Sedapkan Manggarai: Cengkerama Kuliner dan Masyarakat Labuan Bajo

By Agni Malagina, Senin, 29 Juni 2020 | 12:59 WIB
Chef Michael membuka studio virtual di rumahnya untuk berkreasi dengan resep-resepnya sembari beradptasi dengan masa pandemi. (Agni Malagina)

Nationalgeographic.co.id - “Sedapkan Manggarai” demikian slogan yang diluncurkan oleh seorang chef sekaligus praktisi kuliner asal Salatiga yang melabuhkan jiwa raganya di Labuan Bajo sejak 2016, Kabupaten Manggarai Barat, Nusa Tenggara Timur. Ia sering dipanggil dengan sebutan Chef Michael, pria yang lahir pada 1970 ini memiliki nama lengkap Michael Irawan Wahyu Agung.

Selama menghuni Labuan Bajo, dia berprinsip harus berguna untuk Labuan Bajo. Perkenalannya dengan kuliner Manggarai Barat hampir genap empat tahun. Kegemarannya mengulik resep masakan membuahkan buku mini resep kuliner Manggarai Barat—seperti nasi kolo, ute lomak, ute posok, tibu ikang, tibu manuk, manuk butuk, ikan butung, latung bombo, rumpu rampe, dan lainnya.

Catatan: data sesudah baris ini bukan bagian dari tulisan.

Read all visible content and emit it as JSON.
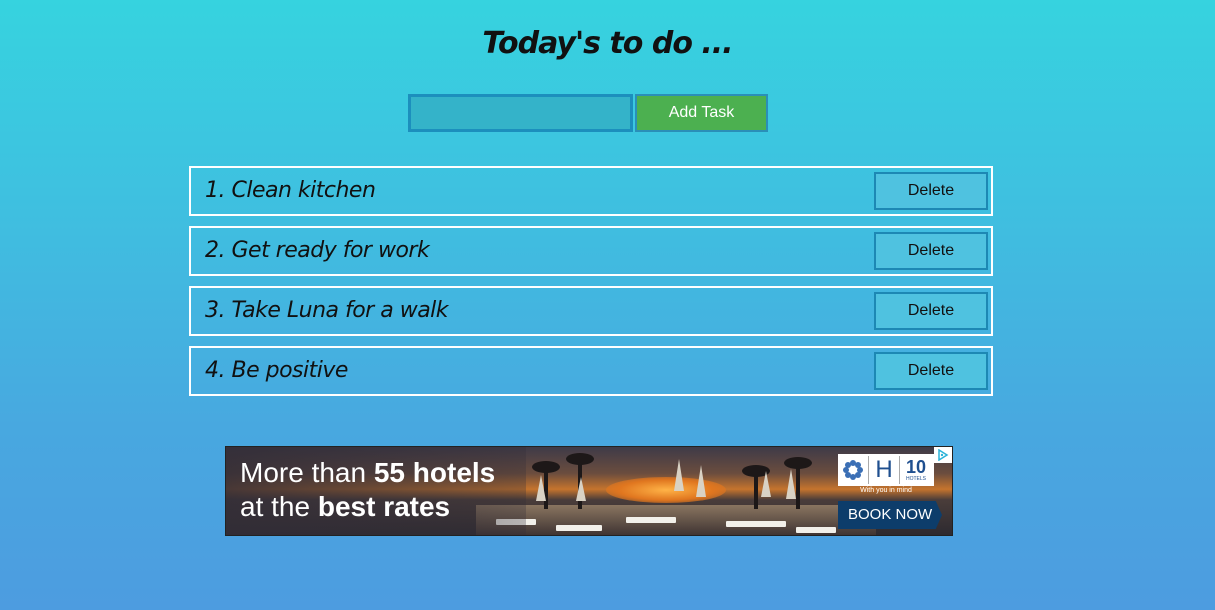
{
  "header": {
    "title": "Today's to do ..."
  },
  "add_form": {
    "input_value": "",
    "input_placeholder": "",
    "add_button_label": "Add Task"
  },
  "tasks": [
    {
      "text": "1. Clean kitchen",
      "delete_label": "Delete"
    },
    {
      "text": "2. Get ready for work",
      "delete_label": "Delete"
    },
    {
      "text": "3. Take Luna for a walk",
      "delete_label": "Delete"
    },
    {
      "text": "4. Be positive",
      "delete_label": "Delete"
    }
  ],
  "ad": {
    "line1_prefix": "More than ",
    "line1_bold": "55 hotels",
    "line2_prefix": "at the ",
    "line2_bold": "best rates",
    "logo_h": "H",
    "logo_number": "10",
    "logo_sub": "HOTELS",
    "tagline": "With you in mind",
    "cta_label": "BOOK NOW",
    "adchoices_icon": "adchoices-icon"
  },
  "colors": {
    "background_top": "#36d3df",
    "background_bottom": "#4d9ce0",
    "add_button": "#4cb050",
    "delete_button": "#4fc2e0",
    "task_border": "#ffffff",
    "ad_cta": "#0d3d6b"
  }
}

"Kumpulkan resepnya cukup lama, konfirmasi ulang ke Pater Terry, beliau Rektor SVD Labuan Bajo,"ujar Michael menceritakan proses pembuatan buku kumpulan resepnya bersama Dinas Pariwisata dan Kebudayaan Manggarai Barat, Kementerian Parwisata dan Ekonomi Kreatif Republik Indonesia pada tahun 2018. 

Baginya, makanan merupakan unsur kebudayaan yang paling mudah digunakan sebagai sarana berkomunikasi, bisa dinikmati dan bisa diceritakan.

Desa Wae Rebo berada di barat daya kota Ruteng, Kabupaten Manggarai, Nusa Tenggara Timur. (Lutfi Fauziah)

“Bagian dari pengalaman mengenal tempat baru,”ujar juru masak professional yang berprinsip bahwa dapur adalah pusat zona nyaman untuk keluarga.

“Kitchen is family sanctuary. Ketika kamu pulang ada masakan mama di sana,”tegasnya sambil menceritakan keinginannya memasak bersama mama-mama di Flores.

“Sedapkan Manggarai namanya. Sekarang kalau kita masuk dapur Manggarai sering temui mama-mama potong ayam dikasi masako. Saya ingin masuk dapur mama-mama dan memasak bersama mereka. Tinggal dan memasak bersama mereka, hidup bersama orang Manggarai asli, ikut ke pasar. Dari situ kita bisa belajar dan menambahkan unsur baru yang cocok untuk dimasukkan dalam elemen masakan. Misal menambah ketumbar,” tambahnya sambil menganalisa karakteristik pertumbuhan bumbu-bumbu di Manggarai Barat yang berkarakter tropical dry forest sehingga bumbu-bumbu aromatik seperti kunyit, jahe, lengkuas (tanaman tropical rain forest) sulit tumbuh di wilayah Manggarai.

Baca Juga: Proses Panjang Pembuatan Moke yang Jadi Simbol Persaudaraan di Flores

Ayam kampung muda yang tersaji sebagai Manuk Butuk, racikan Michael Irawan Wahyu Agung. Salah satu kuliner yang mengisahkan jati diri Manggarai, Nusa Tenggara Timur. (Michael Irawan Wahyu Agung. )

“Nanas, akan tumbuh baik di tanah karst (kapur). Percaya deh, mungkin nanas di sini terbaik di Indonesia, paling enak. Alpukat, pisang, bunga pun merah lebih merah. Flores itu karakternya, namun berbeda dengan dengan daerah vulkanik seperti Ruteng ya! Saya ingin mulai masuk ke kampung hutan mendata vegetasi bumbu setempat. Mengenal makanan dan orang Manggarai,” ujar Michael.

“Kenali dulu people, culture, baru nature untuk kenal identitas Labuan Bajo dan Manggarai, dan paling mudah dekat dengan kita adalah food bagian dari culture. Nah ini ada ikatan emosional, bagaimana belajar cara makan orang Manggarai,”ujar Michael.